While such a vast topic would seem to necessitate a chaotic cast of thousands, director David Weissman instead focuses on five diverse individuals from the trenches: writer Ed Wolf, who began working as a volunteer in the city’s first AIDS hospital ward and now works in the field of HIV prevention; activist and current director of the GLBT Historical Society, Paul Boneberg; artist Daniel Goldstein, himself HIV positive for more than twenty years; Guy Clark, owner of a Castro flower shop; and nurse Eileen Glutzer, who worked on some of the earliest HIV/AIDS medical studies.
Weissman skillfully employs a talking-head approach, interspersed with filmic and photographic footage from the period, to convey an extremely painful history.

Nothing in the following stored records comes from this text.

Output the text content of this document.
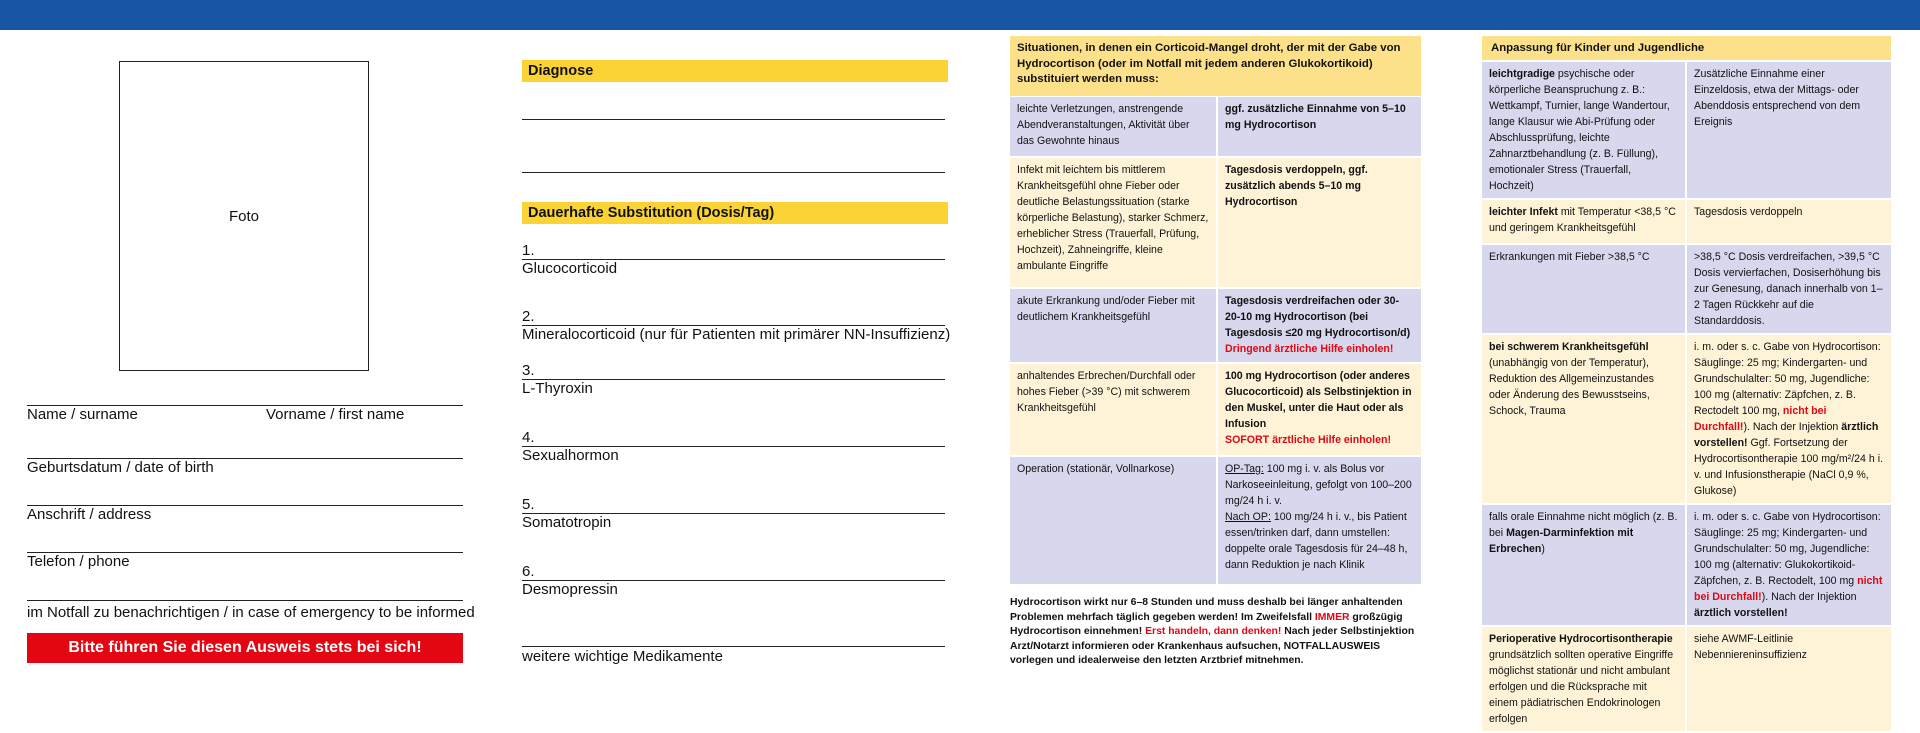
Foto
Name / surname	Vorname / first name
Geburtsdatum / date of birth
Anschrift / address
Telefon / phone
im Notfall zu benachrichtigen / in case of emergency to be informed
Bitte führen Sie diesen Ausweis stets bei sich!
Diagnose
Dauerhafte Substitution (Dosis/Tag)
1.
Glucocorticoid
2.
Mineralocorticoid (nur für Patienten mit primärer NN-Insuffizienz)
3.
L-Thyroxin
4.
Sexualhormon
5.
Somatotropin
6.
Desmopressin
weitere wichtige Medikamente
Situationen, in denen ein Corticoid-Mangel droht, der mit der Gabe von Hydrocortison (oder im Notfall mit jedem anderen Glukokortikoid) substituiert werden muss:
leichte Verletzungen, anstrengende Abendveranstaltungen, Aktivität über das Gewohnte hinaus	ggf. zusätzliche Einnahme von 5–10 mg Hydrocortison
Infekt mit leichtem bis mittlerem Krankheitsgefühl ohne Fieber oder deutliche Belastungssituation (starke körperliche Belastung), starker Schmerz, erheblicher Stress (Trauerfall, Prüfung, Hochzeit), Zahneingriffe, kleine ambulante Eingriffe	Tagesdosis verdoppeln, ggf. zusätzlich abends 5–10 mg Hydrocortison
akute Erkrankung und/oder Fieber mit deutlichem Krankheitsgefühl	Tagesdosis verdreifachen oder 30-20-10 mg Hydrocortison (bei Tagesdosis ≤20 mg Hydrocortison/d)
Dringend ärztliche Hilfe einholen!
anhaltendes Erbrechen/Durchfall oder hohes Fieber (>39 °C) mit schwerem Krankheitsgefühl	100 mg Hydrocortison (oder anderes Glucocorticoid) als Selbstinjektion in den Muskel, unter die Haut oder als Infusion
SOFORT ärztliche Hilfe einholen!
Operation (stationär, Vollnarkose)	OP-Tag: 100 mg i. v. als Bolus vor Narkoseeinleitung, gefolgt von 100–200 mg/24 h i. v.
Nach OP: 100 mg/24 h i. v., bis Patient essen/trinken darf, dann umstellen: doppelte orale Tagesdosis für 24–48 h, dann Reduktion je nach Klinik
Hydrocortison wirkt nur 6–8 Stunden und muss deshalb bei länger anhaltenden Problemen mehrfach täglich gegeben werden! Im Zweifelsfall IMMER großzügig Hydrocortison einnehmen! Erst handeln, dann denken! Nach jeder Selbstinjektion Arzt/Notarzt informieren oder Krankenhaus aufsuchen, NOTFALLAUSWEIS vorlegen und idealerweise den letzten Arztbrief mitnehmen.
Anpassung für Kinder und Jugendliche
leichtgradige psychische oder körperliche Beanspruchung z. B.: Wettkampf, Turnier, lange Wandertour, lange Klausur wie Abi-Prüfung oder Abschlussprüfung, leichte Zahnarztbehandlung (z. B. Füllung), emotionaler Stress (Trauerfall, Hochzeit)	Zusätzliche Einnahme einer Einzeldosis, etwa der Mittags- oder Abenddosis entsprechend von dem Ereignis
leichter Infekt mit Temperatur <38,5 °C und geringem Krankheitsgefühl	Tagesdosis verdoppeln
Erkrankungen mit Fieber >38,5 °C	>38,5 °C Dosis verdreifachen, >39,5 °C Dosis vervierfachen, Dosiserhöhung bis zur Genesung, danach innerhalb von 1–2 Tagen Rückkehr auf die Standarddosis.
bei schwerem Krankheitsgefühl (unabhängig von der Temperatur), Reduktion des Allgemeinzustandes oder Änderung des Bewusstseins, Schock, Trauma	i. m. oder s. c. Gabe von Hydrocortison: Säuglinge: 25 mg; Kindergarten- und Grundschulalter: 50 mg, Jugendliche: 100 mg (alternativ: Zäpfchen, z. B. Rectodelt 100 mg, nicht bei Durchfall!). Nach der Injektion ärztlich vorstellen! Ggf. Fortsetzung der Hydrocortisontherapie 100 mg/m²/24 h i. v. und Infusionstherapie (NaCl 0,9 %, Glukose)
falls orale Einnahme nicht möglich (z. B. bei Magen-Darminfektion mit Erbrechen)	i. m. oder s. c. Gabe von Hydrocortison: Säuglinge: 25 mg; Kindergarten- und Grundschulalter: 50 mg, Jugendliche: 100 mg (alternativ: Glukokortikoid-Zäpfchen, z. B. Rectodelt, 100 mg nicht bei Durchfall!). Nach der Injektion ärztlich vorstellen!
Perioperative Hydrocortisontherapie grundsätzlich sollten operative Eingriffe möglichst stationär und nicht ambulant erfolgen und die Rücksprache mit einem pädiatrischen Endokrinologen erfolgen	siehe AWMF-Leitlinie Nebenniereninsuffizienz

We Were Here moves through the earliest days of the “gay cancer” to the formation of political activist groups such as ACT-UP in response to the political establishment’s indifference to the epidemic, and then into the mid-‘90s, when the obituary pages in the Bay Area Reporter finally began to diminish.
Thirty years on, the film reminds us of the cataclysmic demise of an entire generation of artists, cultural figures, activists, and people who perhaps never had the chance to realize their potential. We Were Here leaves us to wonder how different the world might look today if those lost to AIDS were still here to help shape it.